Polsky called the solar tax credit “unfair.” For a CEO of a company developing wind farms with a $23/MWh PTC (along with ITCs), that was an interesting characterization, to say the least. Binz added that the wind PTC is roughly equivalent to a carbon value of $30/ton. No one ventured an estimate of the value of a state-level RPS to a wind farm developer.
Rooftop PV is only one component of the real enemy of the utility business model going forward, which is weak electricity demand. McCullough showed graphs of dropping industrial load in AEP’s considerable service territories (Figure 4). On the bright side, he also acknowledged that shale gas processing and delivery needs electricity to run pumps, compressors, and other machinery. He said load is probably not going to grow substantially because of demand side technologies and behaviors. “Energy efficiency is real.”
4. Load loss continues. Industrial load growth has declined for three quarters in a row in AEP’s service territory. Source: AEP
How real was underscored by other panelists. A 1% rise in gross domestic product used to lead to a 1.6% rise in electricity demand, he said. Today, the associated demand figure is 0.3%. Light bulb replacements and appliance efficiency standards, to name two factors, have reduced cooperative utility load.

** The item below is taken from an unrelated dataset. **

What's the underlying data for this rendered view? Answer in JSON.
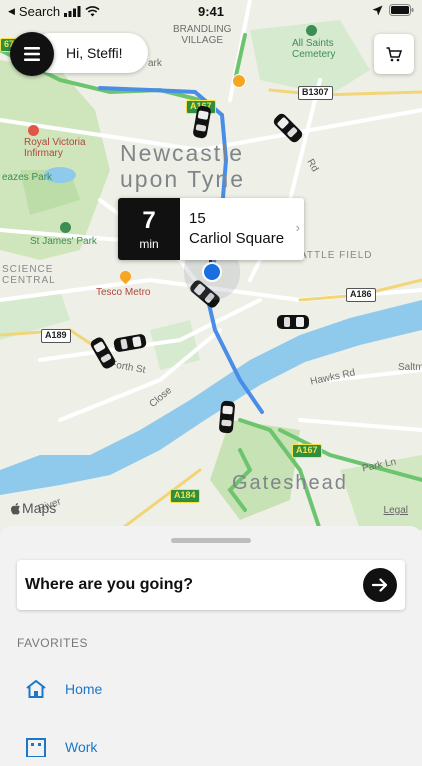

Nipper also stressed the importance of “utility-customer partnerships” in implementing energy efficiency improvements. Lots of projections show demand going down, echoed Moeller, so customer relationships with utilities will be very different. In this context, Polsky was more conciliatory: Customers still need the utility as a backup.
Binz gave the example of a state-of-the-art refrigerator that uses less electricity than a 75-watt light bulb! “Ten years ago, the same refrigerator would have consumed four to five times that wattage.” But efficient appliances are only part of the story. Binz observed that no panelist had yet used the phrase “smart grid,” adding that the smart grid is a digital mesh that will provide services in the background. He noted that in the UK, the standard “rate of return” is no longer the benchmark for setting electricity rates. “PUCs need to incorporate more concepts of risk.” This loss of load is “irreversible,” he concluded.
“Lowest cost is not necessarily the solution,” Polsky said. An option selected may not be the least cost today but will be over time.
One audience member said, “Diversity comes from long-term resource planning.” Then he asked, “Do we need to re-introduce long-term strategic planning, central planning, for public infrastructure?” In different ways, the panelists answered yes, even if they undoubtedly had different ideas of the percentage of each resource that would constitute “diversity.”
In closing, think about this. Global petrochemical and manufacturing companies are making decisions whether to invest in multi-billion-dollar facilities to take advantage of domestic shale gas. The investment horizon is similar to that of a power plant. They will have to contract for raw materials for the front end and compete on price for their products. They will have to meet as many, if not more, environmental and product quality and safety regulations. There will not be a regulated rate of return on that investment. Nor will there be a PTC, ITC, RPS, carve-out, or other subsidy.
— Jason Makansi (jmakansi@ pearlstreetinc.com) is president of Pearl Street Inc., a technology deployment services firm.